I like to sell covered calls against the stocks that I buy especially if I can find an option that has a high premium and pays dividends. There are stocks that have call options that can be written/sold that will yield greater than a 50% return if you sell the covered calls 12 times a year. This covered call strategy usually allows you to keep any dividends paid, as the holder of the option is usually reluctant to exercise if there is time left on option. Once the stock trades ex-dividend, the stock price drops by the amount of the dividend making the option that you sold worth less. Since you wrote the covered call, you own the stock and you receive the dividend, but the option that you wrote has a better chance of expiring worthless. For example, you can sell/write a call option on a $17.00 stock and pick up a premium of $1.00 for a 1 month expiry. If you can do this 12 times a year, you will have picked up $12.00 in premiums at a cost of only $17.00 The idea is to find a number of stocks you don’t mind holding for the long term so that if the stock goes down, you’re okay holding the position.
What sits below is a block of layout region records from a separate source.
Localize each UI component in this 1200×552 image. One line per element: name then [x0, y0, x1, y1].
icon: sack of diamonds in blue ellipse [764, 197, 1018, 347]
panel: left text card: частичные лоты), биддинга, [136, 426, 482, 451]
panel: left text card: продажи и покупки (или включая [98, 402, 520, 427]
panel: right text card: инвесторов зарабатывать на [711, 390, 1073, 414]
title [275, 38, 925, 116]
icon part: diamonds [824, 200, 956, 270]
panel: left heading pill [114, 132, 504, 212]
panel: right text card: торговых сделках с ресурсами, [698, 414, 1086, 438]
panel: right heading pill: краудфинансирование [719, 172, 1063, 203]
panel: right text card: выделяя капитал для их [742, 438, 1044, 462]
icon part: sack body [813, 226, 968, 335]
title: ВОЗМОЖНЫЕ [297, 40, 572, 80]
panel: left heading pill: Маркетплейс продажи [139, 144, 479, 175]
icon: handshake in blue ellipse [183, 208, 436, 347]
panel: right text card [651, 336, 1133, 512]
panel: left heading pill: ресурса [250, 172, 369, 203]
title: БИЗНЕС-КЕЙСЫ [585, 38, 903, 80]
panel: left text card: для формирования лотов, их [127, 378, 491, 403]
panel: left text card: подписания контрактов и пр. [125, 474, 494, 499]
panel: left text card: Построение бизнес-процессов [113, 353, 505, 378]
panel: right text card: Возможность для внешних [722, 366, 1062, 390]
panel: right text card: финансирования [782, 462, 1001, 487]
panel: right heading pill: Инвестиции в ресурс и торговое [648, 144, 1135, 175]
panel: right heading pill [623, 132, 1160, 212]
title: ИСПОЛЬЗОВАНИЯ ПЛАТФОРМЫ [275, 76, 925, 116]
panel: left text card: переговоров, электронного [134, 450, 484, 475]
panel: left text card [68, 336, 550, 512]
If the option gets exercised and becomes too expensive, you write the covered call option against another stock. This strategy is actually considered conservative as you have some downside protection (from the premium received) and have limited upside. When the returns are capable of easily returning 20-30% per year, it doesn’t feel very conservative, but compared to a strategy of just owning the stock, it is relatively conservative.

I like to buy put options on companies that have high P/E (or negative) ratios in troubled US industries e.g. car manufacturers, retailers, hotels, airlines, casinos, housing companies. As the US economy continues to weaken, I suspect that consumers will begin to shop for value causing the Wal-Marts to do well at the expense of their more costly competitors. I’m a little wary of buying more puts on US financial institutions as even though I think there is a lot more pain on the way, a lot of these financials make a lot of money if they weren’t writing down bad assets etc.